Menurut keterangan sejumlah warga dan sumber yang enggan disebutkan namanya, aktivitas pembakaran limbah medis tersebut diduga telah berlangsung cukup lama. Meski menimbulkan keresahan, sebagian warga mengaku enggan menyampaikan keberatan secara langsung kepada pihak klinik.
Seiring berlanjutnya aktivitas tersebut dan meningkatnya kekhawatiran akan dampaknya terhadap kesehatan masyarakat serta lingkungan, salah seorang warga melaporkan dugaan tersebut kepada Dewan Pimpinan Pusat (DPP) Forum Komunikasi Anak Lampung (FOKAL) Provinsi Lampung.

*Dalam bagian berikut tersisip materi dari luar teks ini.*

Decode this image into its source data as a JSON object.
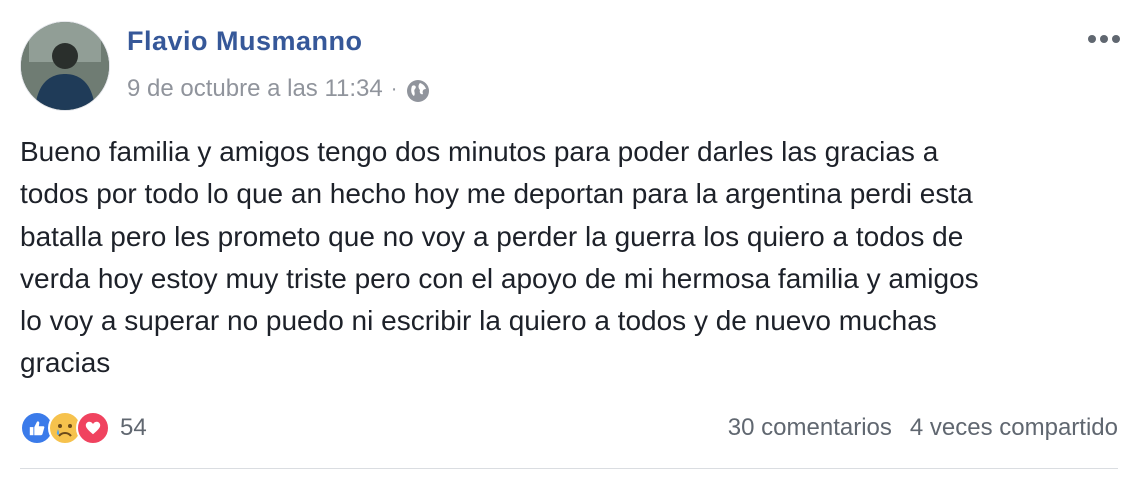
{
  "post": {
    "author": "Flavio Musmanno",
    "timestamp": "9 de octubre a las 11:34",
    "separator": "·",
    "privacy_icon": "globe-icon",
    "more_icon": "more-options-icon",
    "text_lines": [
      "Bueno familia y amigos tengo dos minutos para poder darles las gracias a",
      "todos por todo lo que an hecho hoy me deportan para la argentina perdi esta",
      "batalla pero les prometo que no voy a perder la guerra los quiero a todos de",
      "verda hoy estoy muy triste pero con el apoyo de mi hermosa familia y amigos",
      "lo voy a superar no puedo ni escribir la quiero a todos y de nuevo muchas",
      "gracias"
    ]
  },
  "footer": {
    "reactions": [
      "like-icon",
      "sad-icon",
      "love-icon"
    ],
    "reaction_count": "54",
    "comments": "30 comentarios",
    "shares": "4 veces compartido"
  },
  "colors": {
    "author_link": "#365899",
    "meta_text": "#90949c",
    "like": "#3b7bea",
    "sad": "#f6c24d",
    "love": "#f0435f"
  }
}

Ketua DPP FOKAL Provinsi Lampung, Abzari Zahroni, yang akrab disapa Bung Roni, mengatakan pihaknya telah menindaklanjuti laporan masyarakat dengan mengirimkan surat klarifikasi kepada pihak Klinik Rawat Inap Alfatih Medical Center.

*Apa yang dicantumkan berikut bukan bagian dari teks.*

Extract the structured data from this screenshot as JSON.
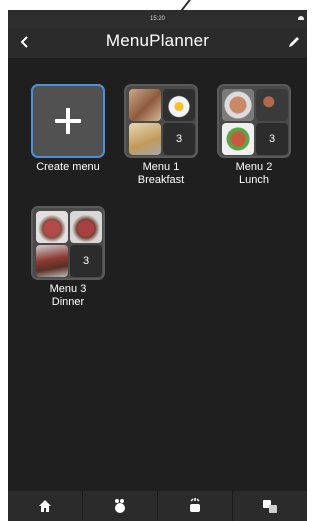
{
  "status": {
    "time": "15:20"
  },
  "header": {
    "title": "MenuPlanner",
    "back_icon": "back-chevron-icon",
    "edit_icon": "pencil-icon"
  },
  "create": {
    "label": "Create menu"
  },
  "menus": [
    {
      "name": "Menu 1",
      "meal": "Breakfast",
      "count": "3"
    },
    {
      "name": "Menu 2",
      "meal": "Lunch",
      "count": "3"
    },
    {
      "name": "Menu 3",
      "meal": "Dinner",
      "count": "3"
    }
  ],
  "bottom_nav": [
    "home-icon",
    "chef-icon",
    "pot-icon",
    "translate-icon"
  ],
  "colors": {
    "background": "#1f1f1f",
    "bar": "#2b2b2b",
    "accent": "#4f8fd6"
  }
}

“DPP FOKAL Provinsi Lampung telah mengirimkan surat klarifikasi kepada pihak klinik terkait dugaan pengelolaan limbah medis tersebut. Namun hingga saat ini surat yang kami sampaikan belum mendapatkan tanggapan maupun balasan dari pihak yang bersangkutan,” ujar Bung Roni di kantornya, Rabu (3/6/2026).
Menurutnya, klarifikasi dari pihak klinik penting untuk memberikan penjelasan kepada masyarakat terkait dugaan aktivitas pembuangan dan pembakaran limbah medis yang dikeluhkan warga sekitar.

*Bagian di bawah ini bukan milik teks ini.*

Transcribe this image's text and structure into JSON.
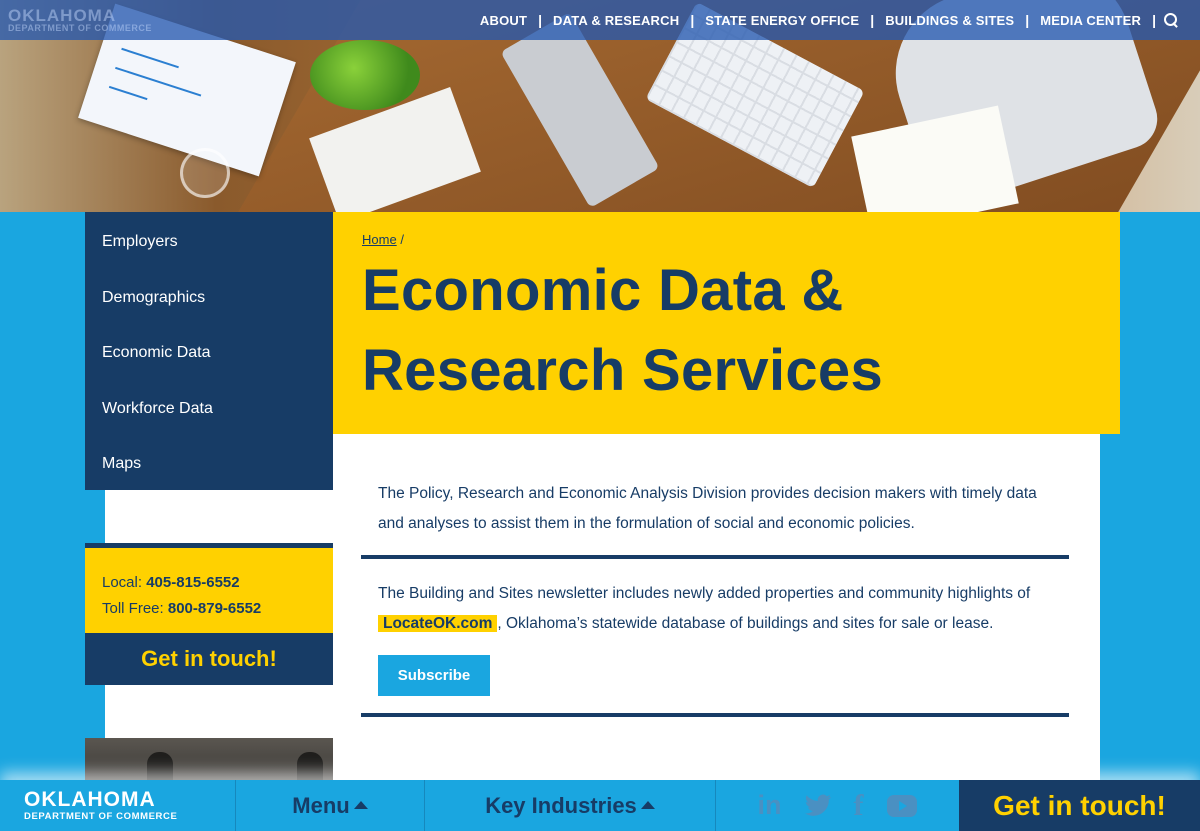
{
  "brand": {
    "name": "OKLAHOMA",
    "tagline": "DEPARTMENT OF COMMERCE"
  },
  "topnav": {
    "items": [
      {
        "label": "ABOUT"
      },
      {
        "label": "DATA & RESEARCH"
      },
      {
        "label": "STATE ENERGY OFFICE"
      },
      {
        "label": "BUILDINGS & SITES"
      },
      {
        "label": "MEDIA CENTER"
      }
    ],
    "separator": "|",
    "search_icon": "search-icon"
  },
  "sidebar": {
    "items": [
      {
        "label": "Employers"
      },
      {
        "label": "Demographics"
      },
      {
        "label": "Economic Data"
      },
      {
        "label": "Workforce Data"
      },
      {
        "label": "Maps"
      }
    ],
    "contact": {
      "local_label": "Local:",
      "local_phone": "405-815-6552",
      "tollfree_label": "Toll Free:",
      "tollfree_phone": "800-879-6552",
      "cta": "Get in touch!"
    }
  },
  "main": {
    "breadcrumb": {
      "home": "Home",
      "separator": "/"
    },
    "title_line1": "Economic Data &",
    "title_line2": "Research Services",
    "paragraph1": "The Policy, Research and Economic Analysis Division provides decision makers with timely data and analyses to assist them in the formulation of social and economic policies.",
    "paragraph2_before": "The Building and Sites newsletter includes newly added properties and community highlights of",
    "paragraph2_link": "LocateOK.com",
    "paragraph2_after": ", Oklahoma’s statewide database of buildings and sites for sale or lease.",
    "subscribe_label": "Subscribe"
  },
  "bottombar": {
    "menu_label": "Menu",
    "industries_label": "Key Industries",
    "social": {
      "linkedin": "in",
      "facebook": "f"
    },
    "cta": "Get in touch!"
  },
  "colors": {
    "navy": "#173c66",
    "yellow": "#ffd100",
    "sky": "#1aa6e0"
  }
}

“Kami berharap pihak klinik dapat memberikan penjelasan secara terbuka dan kooperatif. Jika memang tidak terdapat pelanggaran, tentu hal tersebut perlu disampaikan kepada publik. Namun apabila ditemukan adanya pelanggaran, maka instansi terkait harus segera mengambil langkah sesuai ketentuan yang berlaku,” tegasnya.
Secara hukum, pengelolaan limbah medis B3 diatur dalam berbagai regulasi, di antaranya Undang-Undang Nomor 32 Tahun 2009 tentang Perlindungan dan Pengelolaan Lingkungan Hidup, Undang-Undang Nomor 18 Tahun 2008 tentang Pengelolaan Sampah, serta Peraturan Menteri Kesehatan Nomor 18 Tahun 2020 tentang Pengelolaan Limbah Medis Fasilitas Pelayanan Kesehatan Berbasis Wilayah.
Pembuangan maupun pembakaran limbah medis secara sembarangan berpotensi menimbulkan risiko pencemaran lingkungan dan gangguan kesehatan masyarakat. Karena itu, setiap fasilitas pelayanan kesehatan wajib melakukan pengelolaan limbah medis sesuai standar dan ketentuan yang berlaku.
Hingga berita ini diterbitkan, pihak Klinik Rawat Inap Alfatih Medical Center belum memberikan tanggapan atas surat klarifikasi yang telah disampaikan DPP FOKAL Provinsi Lampung.
Masyarakat berharap Dinas Kesehatan Kabupaten Pesawaran dan Dinas Lingkungan Hidup setempat segera melakukan pemeriksaan guna memastikan pengelolaan limbah medis di fasilitas kesehatan tersebut telah sesuai dengan peraturan yang berlaku.